To date, SC Launch has supported approximately 270 startup companies, either through funding or support services. Of those, around 40 offer biopharmaceutical-, biomed- or biotech-related products and services, said Bill Mahoney, CEO of the S.C. Research Authority, which oversees SC Launch.

“Four years ago, only two of those companies existed,” Mahoney said, noting that patents from the state’s three research universities are creating products that are ready to take to the market.

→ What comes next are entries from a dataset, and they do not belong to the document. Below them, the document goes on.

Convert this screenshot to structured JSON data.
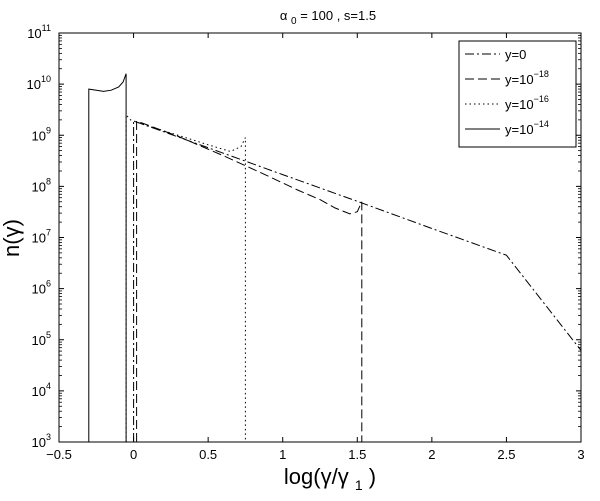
{
  "chart_data": {
    "type": "line",
    "title": {
      "symbol": "α",
      "subscript": "0",
      "rest": " = 100 , s=1.5"
    },
    "xlabel": {
      "pre": "log(γ/γ",
      "subscript": "1",
      "post": ")"
    },
    "ylabel": "n(γ)",
    "xlim": [
      -0.5,
      3.0
    ],
    "ylim": [
      1000,
      100000000000
    ],
    "yscale": "log",
    "grid": false,
    "legend_position": "top-right",
    "x_ticks": [
      -0.5,
      0,
      0.5,
      1,
      1.5,
      2,
      2.5,
      3
    ],
    "x_tick_labels": [
      "−0.5",
      "0",
      "0.5",
      "1",
      "1.5",
      "2",
      "2.5",
      "3"
    ],
    "y_ticks": [
      {
        "exp": 3,
        "base": "10",
        "power": "3"
      },
      {
        "exp": 4,
        "base": "10",
        "power": "4"
      },
      {
        "exp": 5,
        "base": "10",
        "power": "5"
      },
      {
        "exp": 6,
        "base": "10",
        "power": "6"
      },
      {
        "exp": 7,
        "base": "10",
        "power": "7"
      },
      {
        "exp": 8,
        "base": "10",
        "power": "8"
      },
      {
        "exp": 9,
        "base": "10",
        "power": "9"
      },
      {
        "exp": 10,
        "base": "10",
        "power": "10"
      },
      {
        "exp": 11,
        "base": "10",
        "power": "11"
      }
    ],
    "series": [
      {
        "name": "y=0",
        "name_base": "y=0",
        "name_power": "",
        "style": "dashdot",
        "color": "#000000",
        "x": [
          0,
          0,
          0.5,
          1.0,
          1.5,
          2.0,
          2.5,
          3.0,
          3.0
        ],
        "y": [
          1000,
          1900000000,
          570000000,
          170000000,
          51000000,
          15000000,
          4500000,
          62000,
          1000
        ]
      },
      {
        "name": "y=10^-18",
        "name_base": "y=10",
        "name_power": "−18",
        "style": "dashed",
        "color": "#000000",
        "x": [
          0.02,
          0.02,
          0.3,
          0.6,
          0.9,
          1.1,
          1.25,
          1.35,
          1.45,
          1.5,
          1.53,
          1.53
        ],
        "y": [
          1000,
          1900000000,
          950000000,
          400000000,
          160000000,
          85000000,
          55000000,
          38000000,
          29000000,
          32000000,
          50000000,
          1000
        ]
      },
      {
        "name": "y=10^-16",
        "name_base": "y=10",
        "name_power": "−16",
        "style": "dotted",
        "color": "#000000",
        "x": [
          -0.05,
          -0.05,
          -0.02,
          0.1,
          0.3,
          0.5,
          0.65,
          0.72,
          0.75,
          0.75
        ],
        "y": [
          1000,
          2500000000,
          2000000000,
          1500000000,
          1000000000,
          650000000,
          480000000,
          600000000,
          900000000,
          1000
        ]
      },
      {
        "name": "y=10^-14",
        "name_base": "y=10",
        "name_power": "−14",
        "style": "solid",
        "color": "#000000",
        "x": [
          -0.3,
          -0.3,
          -0.25,
          -0.2,
          -0.15,
          -0.1,
          -0.07,
          -0.05,
          -0.05
        ],
        "y": [
          1000,
          8000000000,
          7600000000,
          7200000000,
          7600000000,
          8800000000,
          11000000000,
          16000000000,
          1000
        ]
      }
    ]
  }
}
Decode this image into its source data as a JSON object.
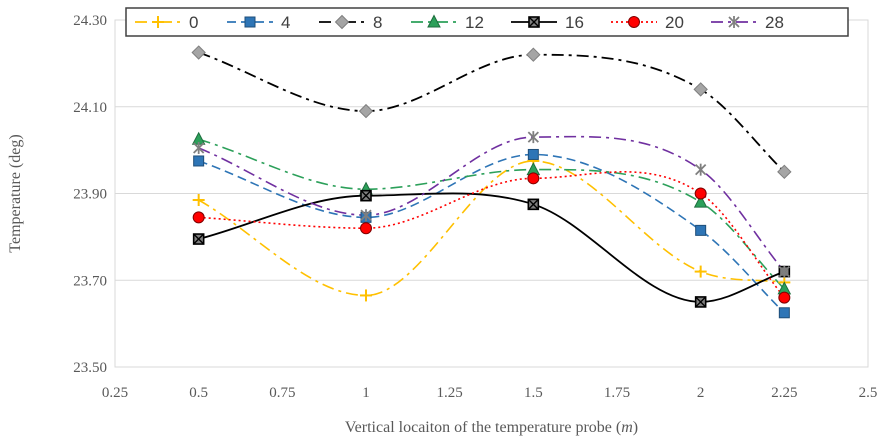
{
  "chart_data": {
    "type": "line",
    "title": "",
    "xlabel": "Vertical locaiton of the temperature probe (",
    "xlabel_unit": "m",
    "xlabel_close": ")",
    "ylabel": "Temperature (deg)",
    "xlim": [
      0.25,
      2.5
    ],
    "ylim": [
      23.5,
      24.3
    ],
    "x_ticks": [
      "0.25",
      "0.5",
      "0.75",
      "1",
      "1.25",
      "1.5",
      "1.75",
      "2",
      "2.25",
      "2.5"
    ],
    "y_ticks": [
      "23.50",
      "23.70",
      "23.90",
      "24.10",
      "24.30"
    ],
    "grid": "horizontal",
    "legend_position": "top",
    "x": [
      0.5,
      1,
      1.5,
      2,
      2.25
    ],
    "series": [
      {
        "name": "0",
        "values": [
          23.885,
          23.665,
          23.975,
          23.72,
          23.695
        ],
        "color": "#FFC000",
        "marker": "plus",
        "dash": "dashdot"
      },
      {
        "name": "4",
        "values": [
          23.975,
          23.845,
          23.99,
          23.815,
          23.625
        ],
        "color": "#2E75B6",
        "marker": "square",
        "dash": "dashed"
      },
      {
        "name": "8",
        "values": [
          24.225,
          24.09,
          24.22,
          24.14,
          23.95
        ],
        "color": "#000000",
        "marker": "diamond",
        "dash": "dashdot"
      },
      {
        "name": "12",
        "values": [
          24.025,
          23.91,
          23.955,
          23.88,
          23.68
        ],
        "color": "#2CA05A",
        "marker": "triangle",
        "dash": "dashdot"
      },
      {
        "name": "16",
        "values": [
          23.795,
          23.895,
          23.875,
          23.65,
          23.72
        ],
        "color": "#000000",
        "marker": "boxx",
        "dash": "solid"
      },
      {
        "name": "20",
        "values": [
          23.845,
          23.82,
          23.935,
          23.9,
          23.66
        ],
        "color": "#FF0000",
        "marker": "circle",
        "dash": "dotted"
      },
      {
        "name": "28",
        "values": [
          24.005,
          23.85,
          24.03,
          23.955,
          23.72
        ],
        "color": "#7030A0",
        "marker": "star",
        "dash": "dashdot"
      }
    ]
  }
}
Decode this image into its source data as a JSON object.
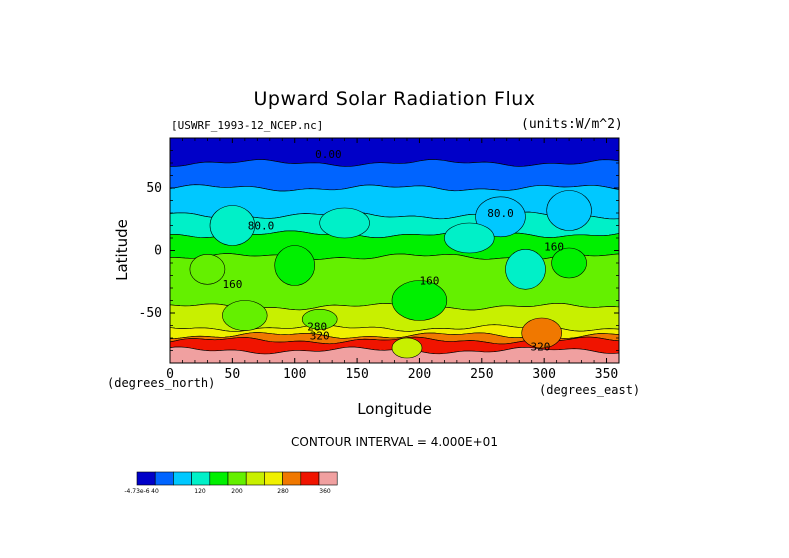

In addition to startups founded in South Carolina, SC Launch has also funded a significant number of bioscience companies that have relocated to the Palmetto State, Mahoney added.

“There’s a remarkable growth both in the number of companies and the amount of investment that is coming in,” he said.

The Venture Capital Investment Act, meanwhile, allowed Invest SC to take out a $50 million line of credit, secured by state tax credits, that was committed to four private equity firms.
Of those four firms, Nexus Medical Partners has committed the most investments, Gevaert pointed out. 

“That’s were the innovation is. That’s where the growth is,” he said of the medical industry.

Nexus invested $2 million – along with an additional $2 million from its affiliate, Medicis Capital Partners of Germany – in Deltex. Nexus also recruited Sabal Medical to Charleston by leading a $2.6 million investment and was part of a $7.7 million investment that brought Myconostica Ltd., a medical company based in the United Kingdom, to Charleston.

The Massachusetts-based private equity firm was also part of an investment team that steered Lab21 to South Carolina. So was SC Launch.

“This is a pretty good place to do business,” Gevaert said. “When lots of other things were crashing and burning big time, the medical device sector here was doing quite well.”